Steaks? Pork chops? Are you kidding? They’re in the ice chests, too, and we
know exactly where they are. Come on rain. Come on snow.
Our light is an old
Coleman double mantle job I gave to my grandparents down in Calvin 40 years ago
to use on their catfishing trips along the Muddy Boggy. It hangs from the
ridgepole on a coat hanger bent into a hook, and sways in the wind when the
tent does. Without a good light, the copperheads win. When Grandpa died,
Grandma gave it back to me. She wouldn’t be fishing without the old man. Sure I
believe in ghosts, don’t you?
The country is
still wild up there along the upper Arkansas. Somebody sees a mountain lion or
two about every third month, and there’s a reason: The deer population.
Research will tell you that on average an adult mountain lion will consume one
deer a week. Where there are lots of deer, sooner or later a mountain lion will
show up. Coyotes? They howl continuously after dark, sometimes distant,
sometimes so close you worry about the thickness of tent fabric.
Would a big cat or
pack of coyotes jump you in the dark on your way through the woods to your deer
stand? Probably not. “Probably” is the most important word in the dictionary
when your flashlight batteries go dead a mile from the truck. Wait. Listen! Did
you hear that?
I had my back
against a huge old hackberry this past Wednesday morning at daybreak down in
the river bottom when a baby coon no bigger than a bowling ball walked right by
me there on the ground. He wasn’t 10 feet away. For the fun of it, I sucked in
air through my clenched teeth and made a high-pitched squealing sound like a
wounded bird, or maybe a mouse. Mr. Baby Coon didn’t like that a bit. He sat up
on his haunches like a midget bear, tried to make me out, couldn’t, then put it
into gear and hightailed it outa’ there. It made me laugh, but not too loud you
understand.

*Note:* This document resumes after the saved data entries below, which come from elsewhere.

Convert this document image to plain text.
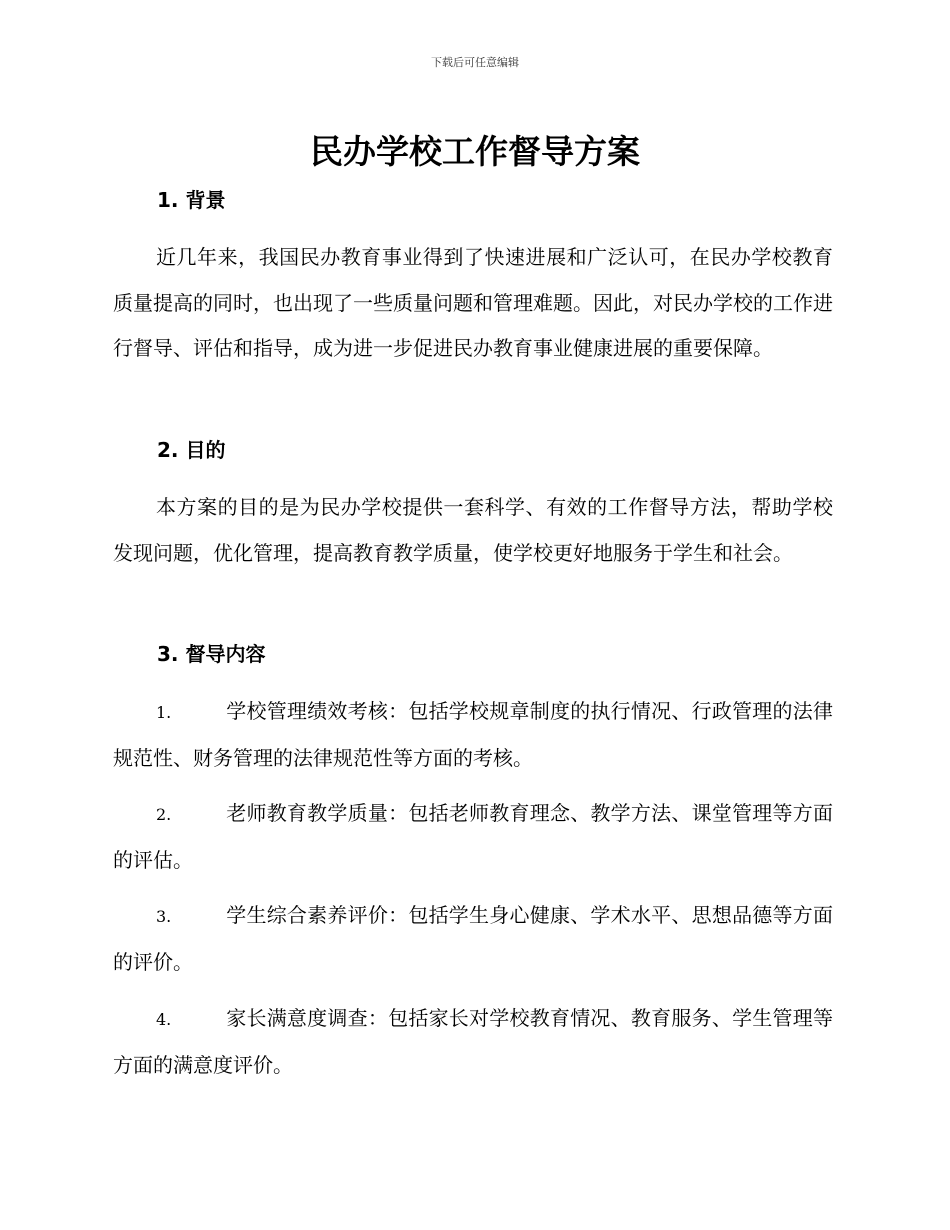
下载后可任意编辑
民办学校工作督导方案
1. 背景

近几年来，我国民办教育事业得到了快速进展和广泛认可，在民办学校教育质量提高的同时，也出现了一些质量问题和管理难题。因此，对民办学校的工作进行督导、评估和指导，成为进一步促进民办教育事业健康进展的重要保障。

2. 目的

本方案的目的是为民办学校提供一套科学、有效的工作督导方法，帮助学校发现问题，优化管理，提高教育教学质量，使学校更好地服务于学生和社会。

3. 督导内容

1.	学校管理绩效考核：包括学校规章制度的执行情况、行政管理的法律规范性、财务管理的法律规范性等方面的考核。

2.	老师教育教学质量：包括老师教育理念、教学方法、课堂管理等方面的评估。

3.	学生综合素养评价：包括学生身心健康、学术水平、思想品德等方面的评价。

4.	家长满意度调查：包括家长对学校教育情况、教育服务、学生管理等方面的满意度评价。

There would be no cable bill for that bit of entertainment.
The sky in the east
was fluorescent pink, then orange behind a black lacework of limbs, and then
full of birds, thousands of blackbirds winging their way into nearby bean and
corn fields, crows, jays, dozens of them, right behind them.
In front of me not
five feet away was a “hog rub,” another hackberry, smaller, with a big muddy
smear on its trunk where a wild hog had scratched itself recently. There are
wild hogs all over that country. Brian and I had agreed before we left camp
that morning not to shoot any hogs until colder weather arrived. They’re
excellent eating, but hard to keep when the air is above freezing.
I was looking at
that hog rub for the umpteenth time just before eight o’clock when just to the
left of it a yearling doe and a mature doe stepped into a little opening not 35
yards away. The yearling had already nailed me, probably when I turned my head
to look at the movement; the old girl hadn’t. I froze, and in a moment the
yearling relaxed and followed its compadre on out into an even larger opening.
They both stopped,
and in a place whereby raising my head I could see 500 acres of harvested corn,
and 200 of soy beans about to be harvested, began to nibble greenbriers. With
their heads down, I let the sights settle on the bigger deer’s shoulder and
pulled the trigger. We would be eating deer meat at least another year out on
Baker’s Branch.
That’s the main
reason I hunt deer. For the meat. It’s the best. But I could probably come up
with a couple other reasons if you asked.